Not without a dramatic change.
Our U.S. debt is more than $18 trillion - that's well over $56,000 per individual - and it continues to spiral out of control. We can talk about deficits and high-tax revenues the government is receiving, but here's the reality: The United States of America cannot continue to pay its debt without printing an enormous amount of money and hoping for the best. Hoping for economic growth. Hoping for GDP growth to thrive and consumers to spend freely.
Have their wishes come true? No. Not in the last ten years - and not likely in the next ten years at the rate we are going. Yet our debt continues to accelerate at an enormous rate of speed.
Think about this. We have seen a dramatic sell-off of bonds. The yield on a 10-year note was up to 2.3 percent. One more percent on the 10-year (which is not out of the realm of possibility at the rate we are going) could add a trillion dollars of interest each year just in servicing our well over $18 trillion in debt.
I was whining about the way we threw around the term billions. How can we relate to a trillion? Here is an example from informationstation.org. It would take one week to count to a million. It would take 31,000 years to count to a trillion.

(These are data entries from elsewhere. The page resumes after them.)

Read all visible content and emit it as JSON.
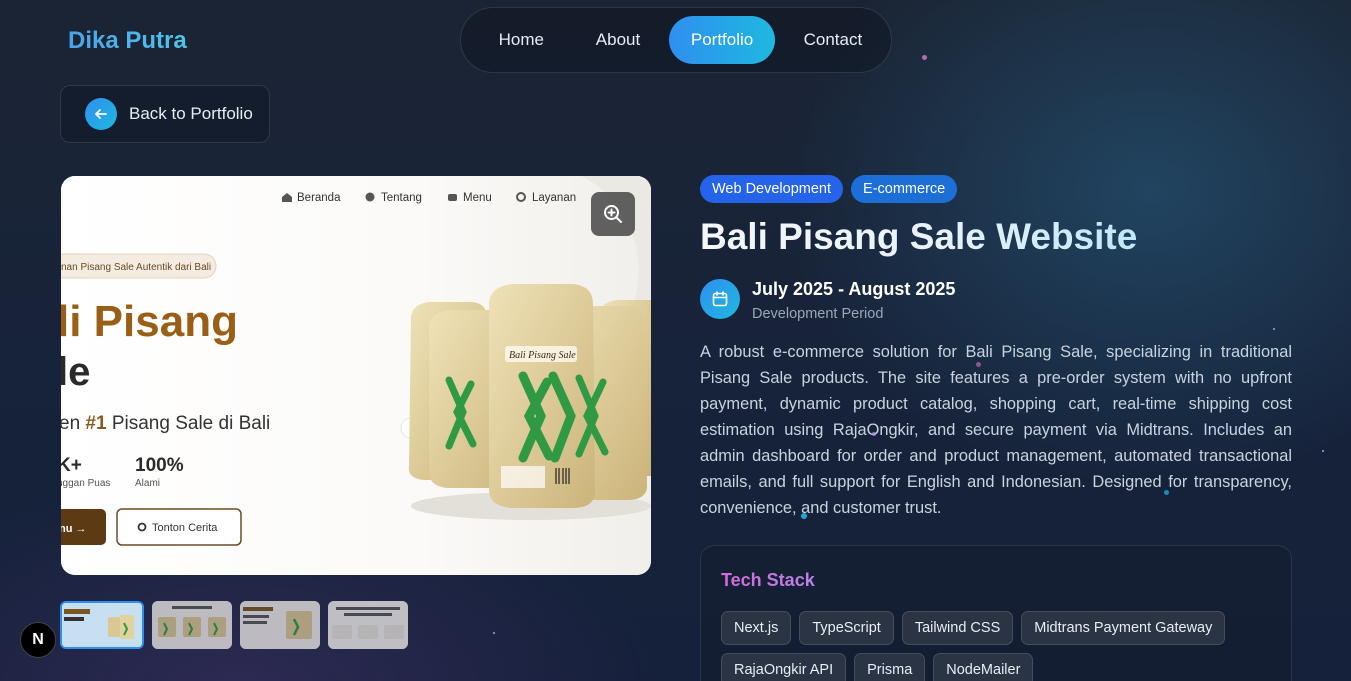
{
  "header": {
    "logo": "Dika Putra"
  },
  "nav": {
    "items": [
      "Home",
      "About",
      "Portfolio",
      "Contact"
    ],
    "active": "Portfolio"
  },
  "back_button": {
    "label": "Back to Portfolio"
  },
  "gallery": {
    "thumbnail_count": 4,
    "active_index": 0,
    "preview": {
      "nav_links": [
        "Beranda",
        "Tentang",
        "Menu",
        "Layanan"
      ],
      "badge": "nan Pisang Sale Autentik dari Bali",
      "heading_line1": "li Pisang",
      "heading_line2": "le",
      "tagline_pre": "en ",
      "tagline_highlight": "#1",
      "tagline_post": " Pisang Sale di Bali",
      "stat1_value": "K+",
      "stat1_label": "nggan Puas",
      "stat2_value": "100%",
      "stat2_label": "Alami",
      "btn_primary": "nu →",
      "btn_secondary": "Tonton Cerita",
      "package_label": "Bali Pisang Sale"
    }
  },
  "project": {
    "tags": [
      "Web Development",
      "E-commerce"
    ],
    "title": "Bali Pisang Sale Website",
    "date": "July 2025 - August 2025",
    "date_label": "Development Period",
    "description": "A robust e-commerce solution for Bali Pisang Sale, specializing in traditional Pisang Sale products. The site features a pre-order system with no upfront payment, dynamic product catalog, shopping cart, real-time shipping cost estimation using RajaOngkir, and secure payment via Midtrans. Includes an admin dashboard for order and product management, automated transactional emails, and full support for English and Indonesian. Designed for transparency, convenience, and customer trust."
  },
  "tech_stack": {
    "title": "Tech Stack",
    "items": [
      "Next.js",
      "TypeScript",
      "Tailwind CSS",
      "Midtrans Payment Gateway",
      "RajaOngkir API",
      "Prisma",
      "NodeMailer"
    ]
  },
  "dev_badge": {
    "label": "N"
  },
  "colors": {
    "accent": "#2f8ff0",
    "accent2": "#1fb8e0",
    "brand_brown": "#8a5a1c"
  }
}
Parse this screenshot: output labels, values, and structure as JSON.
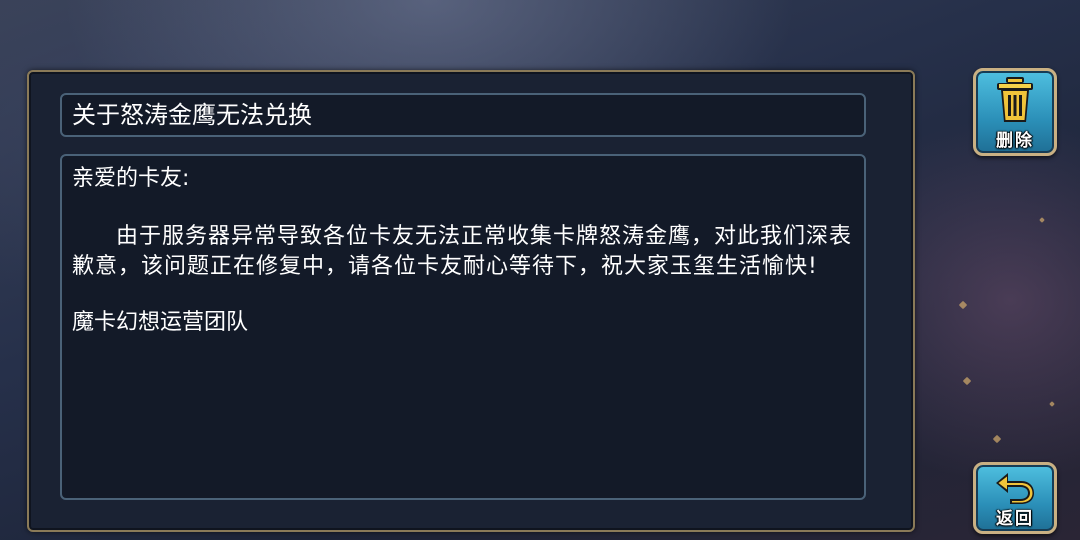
{
  "mail": {
    "subject": "关于怒涛金鹰无法兑换",
    "greeting": "亲爱的卡友:",
    "content": "由于服务器异常导致各位卡友无法正常收集卡牌怒涛金鹰，对此我们深表歉意，该问题正在修复中，请各位卡友耐心等待下，祝大家玉玺生活愉快!",
    "signature": "魔卡幻想运营团队"
  },
  "buttons": {
    "delete_label": "删除",
    "back_label": "返回",
    "delete_icon": "trash-icon",
    "back_icon": "return-arrow-icon"
  },
  "colors": {
    "button_fill": "#2b8fb8",
    "button_border": "#c9b083",
    "panel_border": "#8a7a58",
    "field_border": "#4a6278",
    "text": "#ffffff"
  }
}
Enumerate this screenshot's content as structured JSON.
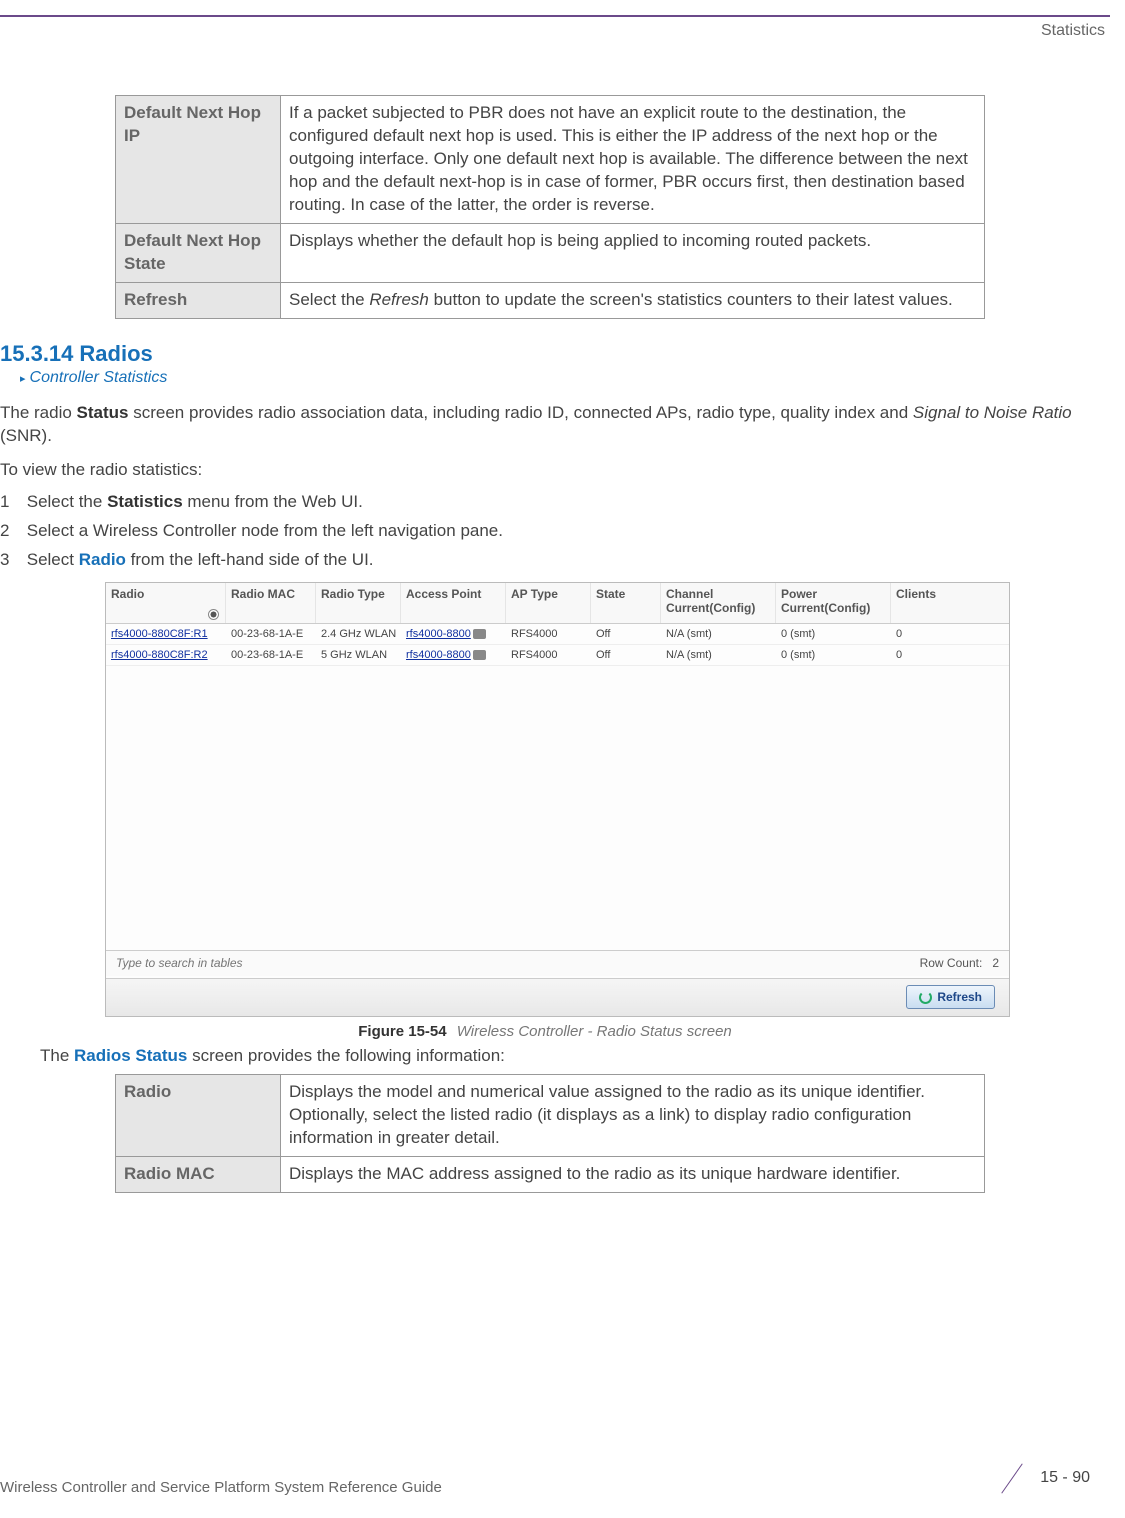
{
  "header": {
    "section_label": "Statistics"
  },
  "table1": {
    "rows": [
      {
        "key": "Default Next Hop IP",
        "val": "If a packet subjected to PBR does not have an explicit route to the destination, the configured default next hop is used. This is either the IP address of the next hop or the outgoing interface. Only one default next hop is available. The difference between the next hop and the default next-hop is in case of former, PBR occurs first, then destination based routing. In case of the latter, the order is reverse."
      },
      {
        "key": "Default Next Hop State",
        "val": "Displays whether the default hop is being applied to incoming routed packets."
      },
      {
        "key": "Refresh",
        "val_pre": "Select the ",
        "val_ital": "Refresh",
        "val_post": " button to update the screen's statistics counters to their latest values."
      }
    ]
  },
  "section": {
    "number": "15.3.14",
    "title": "Radios",
    "breadcrumb": "Controller Statistics"
  },
  "intro": {
    "pre": "The radio ",
    "bold1": "Status",
    "mid": " screen provides radio association data, including radio ID, connected APs, radio type, quality index and ",
    "ital": "Signal to Noise Ratio",
    "post": " (SNR)."
  },
  "lead": "To view the radio statistics:",
  "steps": [
    {
      "n": "1",
      "pre": "Select the ",
      "bold": "Statistics",
      "post": " menu from the Web UI."
    },
    {
      "n": "2",
      "pre": "Select a Wireless Controller node from the left navigation pane.",
      "bold": "",
      "post": ""
    },
    {
      "n": "3",
      "pre": "Select ",
      "bold": "Radio",
      "post": " from the left-hand side of the UI."
    }
  ],
  "screenshot": {
    "headers": [
      "Radio",
      "Radio MAC",
      "Radio Type",
      "Access Point",
      "AP Type",
      "State",
      "Channel Current(Config)",
      "Power Current(Config)",
      "Clients"
    ],
    "rows": [
      {
        "radio": "rfs4000-880C8F:R1",
        "mac": "00-23-68-1A-E",
        "type": "2.4 GHz WLAN",
        "ap": "rfs4000-8800",
        "aptype": "RFS4000",
        "state": "Off",
        "chan": "N/A (smt)",
        "power": "0 (smt)",
        "clients": "0"
      },
      {
        "radio": "rfs4000-880C8F:R2",
        "mac": "00-23-68-1A-E",
        "type": "5 GHz WLAN",
        "ap": "rfs4000-8800",
        "aptype": "RFS4000",
        "state": "Off",
        "chan": "N/A (smt)",
        "power": "0 (smt)",
        "clients": "0"
      }
    ],
    "search_placeholder": "Type to search in tables",
    "row_count_label": "Row Count:",
    "row_count_value": "2",
    "refresh_btn": "Refresh"
  },
  "figure": {
    "label": "Figure 15-54",
    "caption": "Wireless Controller - Radio Status screen"
  },
  "after_fig": {
    "pre": "The ",
    "bold": "Radios Status",
    "post": " screen provides the following information:"
  },
  "table2": {
    "rows": [
      {
        "key": "Radio",
        "val": "Displays the model and numerical value assigned to the radio as its unique identifier. Optionally, select the listed radio (it displays as a link) to display radio configuration information in greater detail."
      },
      {
        "key": "Radio MAC",
        "val": "Displays the MAC address assigned to the radio as its unique hardware identifier."
      }
    ]
  },
  "footer": {
    "guide": "Wireless Controller and Service Platform System Reference Guide",
    "page": "15 - 90"
  }
}
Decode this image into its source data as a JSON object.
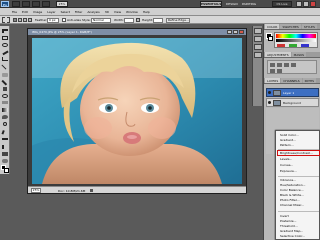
{
  "app": {
    "logo": "Ps",
    "zoom": "25%",
    "workspace_button": "ESSENTIALS",
    "workspace_tabs": [
      "DESIGN",
      "PAINTING"
    ],
    "cs_live": "CS Live"
  },
  "menu": [
    "File",
    "Edit",
    "Image",
    "Layer",
    "Select",
    "Filter",
    "Analysis",
    "3D",
    "View",
    "Window",
    "Help"
  ],
  "options_bar": {
    "feather_label": "Feather:",
    "feather_value": "0 px",
    "antialias_label": "Anti-alias",
    "style_label": "Style:",
    "style_value": "Normal",
    "width_label": "Width:",
    "height_label": "Height:",
    "refine_edge": "Refine Edge..."
  },
  "document": {
    "title": "IMG_0470.JPG @ 25% (Layer 1, RGB/8*)",
    "zoom_readout": "25%",
    "doc_size": "Doc: 10.8M/21.6M"
  },
  "panels": {
    "color_tabs": [
      "COLOR",
      "SWATCHES",
      "STYLES"
    ],
    "adjust_tabs": [
      "ADJUSTMENTS",
      "MASKS"
    ],
    "layers_tabs": [
      "LAYERS",
      "CHANNELS",
      "PATHS"
    ],
    "layers": [
      "Layer 1",
      "Background"
    ]
  },
  "adjustment_menu": {
    "items": [
      "Solid Color...",
      "Gradient...",
      "Pattern...",
      "Brightness/Contrast...",
      "Levels...",
      "Curves...",
      "Exposure...",
      "Vibrance...",
      "Hue/Saturation...",
      "Color Balance...",
      "Black & White...",
      "Photo Filter...",
      "Channel Mixer...",
      "Invert",
      "Posterize...",
      "Threshold...",
      "Gradient Map...",
      "Selective Color..."
    ],
    "highlighted_index": 3
  },
  "colors": {
    "app_bar": "#4a4a4a",
    "menu_bar": "#cfcfcf",
    "workspace_bg": "#5a5a5a",
    "selected_layer": "#3d6fc2",
    "highlight_outline": "#d01010"
  }
}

It took this country 205 years to accumulate its first trillion dollar debt. That was in 1981. We came off that number a couple of times between then and the late 1980s. However, it took us only 403 days to add the last trillion dollars to our national debt!
This should give us some idea how fast we are sprinting down the highway toward the cliff. However, even at this overwhelming speed, we don't seem to be capable - or even have the will - to lift our foot from the gas pedal. Oh, the Republicans make some rumblings about wanting to do this, but here is the reality: more government, larger debt, and more government intervention to control the debt means more power and social control for those in office. If they do not love much, they do love two things: keeping their jobs and gaining more power.
For the last three weeks, I have been talking about the sell-off in the global bond market. We have seen the effects of this sell-off and continue to see the unusual effect of bonds decreasing in value while stocks decrease in value and the market comes down. The 10-year note (at the time I write this article) is at 2.3 percent. Think about this. If the bond deal continues to go up because of the sell-off, interest payments on debt will go up. If interest rates on debt rise to 3.5 or 4 percent or, worse yet, normalize at 4.25 percent, we will be paying somewhere around a trillion dollars a year just to service our current debt - and that will add to our debt exponentially. As you can imagine, we are in an unsustainable vicious circle.
What does all this mean? Times are scarier than ever. I have whined and begged people to get closer to 50 to 75 percent in cash. I cannot stress it more than I have in the last three weeks. I have even sent alerts out to my partners pointing out that this is a time not only to have more cash but also to have some actual cash at home.
Some people have written me to ask what I mean by "cash." My first thought is how bad things are when we don't even know what cash is anymore. Cash is cash. I talked in my alert about the actual greenback . . . having more cash at home. If you get a small check, consider cashing it and stashing the money instead of putting it in the bank. When I speak of cash, I also mean money market accounts or CDs. But even with those, we are dependent on the stability of a particular bank. When things get bad, banks are going to fail - that's a certainty.
People have asked me what we can do to protect ourselves. Nothing. Someone asked me on the radio program this week about the difference between cash in a money market account and cash in the stock market or anything else. Wherever it is, how does the cash protect against the dollar devaluating? It doesn't. Nothing protects against a devaluating dollar. Nothing. It can be buried in your backyard; it can be in your safe . . . or anywhere. Ultimately, where you have it is irrelevant as the dollar devalues. However . . . you can protect yourself from stock market losses. The key is not to have, on top of the devaluing dollar, a devaluation from market loss. Let's try to lose the value of the dollar on its own merits instead of losing value on the dollar along with losing on the stock market.
I know the debt conversation is pretty much over in Washington. Nobody seems to want to talk about it. Our 535 legislators seem to be drinking the Kool-Aid they have been served for a couple of years. They have bought into the deception. They believe debt is actually good for a nation . . . that debt is normal for a nation . . . that we are always going to have debt.
I submit we are not always going to have this amount of debt. Oh, we will always have debt if we can survive the amount we have now. But can we? Can we survive our current out-of-control debt? Not without a dramatic fiscal policy change coming out of Washington.
So, all of this gets even scarier. Sadly, we are dependent on our economically inept leaders in Washington to create fiscal policy that could be good for America. So . . . get prepared.